The memory chips have been moved closer to the GPU, from inches to mm away (aside: inches vs mm? Imperial vs metric? What is this craziness? Have they taken a leaf out of the plywood industry where everything is measured width and height in feet and inches and depth in mm... I mean, what the flipping heck?)
Where was I? Oh, yes, moving a memory chip a few cm makes the data bus faster? I thought that the speed of light (or electrons in this case) was so quick that a few cm wouldn't make any difference?
1. The speed of electrons in wires is quite slow. Electrical signals travel much faster than electrons.
2. Light travels ~30 cm per 1 GHz clock cycle. That's approaching the point where we have to worry about it, but...
3. The speed of light constrains latency, not bandwidth. GPUs care much more about bandwidth. The advantage of using shorter wires is it allows increasing bandwidth more easily.
Very generally ,both bus clock speed and bus power(per bit) are proportional to the parasitic capacitor that's formed between any two bus wires which is proportional to their length.
This is because every new bit on the bus needs to charge this parasitic capacitor and this takes time and power.
I'm not an electrical engineer, but I think that one difference can be in the required drive voltage and power for the bus. Remember that the GPU needs to drive the bus, i.e. it must apply sufficient voltage to make the lines reach the required voltages, and do so quickly.

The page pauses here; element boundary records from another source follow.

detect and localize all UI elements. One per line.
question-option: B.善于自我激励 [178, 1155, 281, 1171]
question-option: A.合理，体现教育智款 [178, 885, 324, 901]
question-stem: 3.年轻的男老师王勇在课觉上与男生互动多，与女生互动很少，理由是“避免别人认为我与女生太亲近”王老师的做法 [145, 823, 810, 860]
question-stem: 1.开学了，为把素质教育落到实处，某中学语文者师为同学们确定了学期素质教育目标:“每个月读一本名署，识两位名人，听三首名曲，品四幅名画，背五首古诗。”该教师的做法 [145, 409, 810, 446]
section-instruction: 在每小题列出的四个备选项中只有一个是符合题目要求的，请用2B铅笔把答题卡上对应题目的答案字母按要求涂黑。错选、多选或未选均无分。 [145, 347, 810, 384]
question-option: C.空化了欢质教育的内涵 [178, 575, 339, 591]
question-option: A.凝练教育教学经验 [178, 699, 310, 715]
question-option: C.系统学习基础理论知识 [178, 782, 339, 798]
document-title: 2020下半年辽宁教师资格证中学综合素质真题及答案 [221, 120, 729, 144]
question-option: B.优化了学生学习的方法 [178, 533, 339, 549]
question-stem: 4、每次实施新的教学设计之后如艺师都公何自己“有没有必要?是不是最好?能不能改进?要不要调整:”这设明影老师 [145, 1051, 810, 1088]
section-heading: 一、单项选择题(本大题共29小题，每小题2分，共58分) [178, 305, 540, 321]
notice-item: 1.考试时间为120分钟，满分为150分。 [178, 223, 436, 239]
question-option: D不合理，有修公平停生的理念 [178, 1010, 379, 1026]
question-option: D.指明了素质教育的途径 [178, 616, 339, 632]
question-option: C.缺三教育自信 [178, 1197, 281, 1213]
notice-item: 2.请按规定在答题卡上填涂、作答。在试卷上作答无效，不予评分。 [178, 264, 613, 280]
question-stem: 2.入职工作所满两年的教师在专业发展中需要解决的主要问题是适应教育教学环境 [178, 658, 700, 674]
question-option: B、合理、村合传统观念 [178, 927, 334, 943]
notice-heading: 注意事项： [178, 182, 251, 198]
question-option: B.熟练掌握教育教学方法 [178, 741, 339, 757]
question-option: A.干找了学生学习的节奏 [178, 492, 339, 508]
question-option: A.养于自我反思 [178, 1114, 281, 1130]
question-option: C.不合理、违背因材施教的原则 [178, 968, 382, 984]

This can become easier if you know the distance is smaller; the driver can be faster since the losses in the line will be smaller too (and less risk of it picking up interference).
It's probably a differential drive which makes things more complicated in the details, but I think in general the above is true anyway.
Component pin spacing is nearly always in decimal fractions of an inch. As others have commented, it improves latency at GHz speeds. The optimal approach for this is stacked dies, like the Raspberry Pi, although there it's done for cost and area reasons instead.
I was at an Nvidia presentation where they made a big deal about just being 'on-silicon' rather than having to go through copper connects (to a bus external to the chip). Each join, corner, etc adds to capacitance on the wire, which then leads to delays (alternatively power consumption, and heat).
I doubt I'm the only one to confuse the Pascal architecture (successor to Maxwell) with the Pascal language.
This will make all of the stuff in Caffe (C++?), Torch (C) and Theano (Python) faster by inclusion of cuDNN, a low-level CUDA-optimized library of deep neural network primitives.
also: I was under the impression single precision was fine for most deep learning applications and double precision doesen't even have good support in most libraries but I guess it depends on the use case.
FLOP-wise that makes sense. But for deep learning, the big deal is in the 12Gb GPU-local memory, which has enormous bandwidth (and can store more of your dataset / parameters at once). The largest concern with GPU processing is keeping the GPU adequately fed with data - and avoiding round-trips of blobs of data with the CPU helps a lot.
Oh I agree and the article talks plenty about that topic as well. For me the temptation with Titan X is primarily the "laziness" of a) not manualy having to try to parallelize AWS units and b) not needing to try to squeeze in models into 4-6gb.
Half precision floating point is really something that should have been in hardware a long time ago. There are other applications besides deep learning that could benefit from the dynamic range of floating point, but don't need 32 bits. For example, imaging and audio.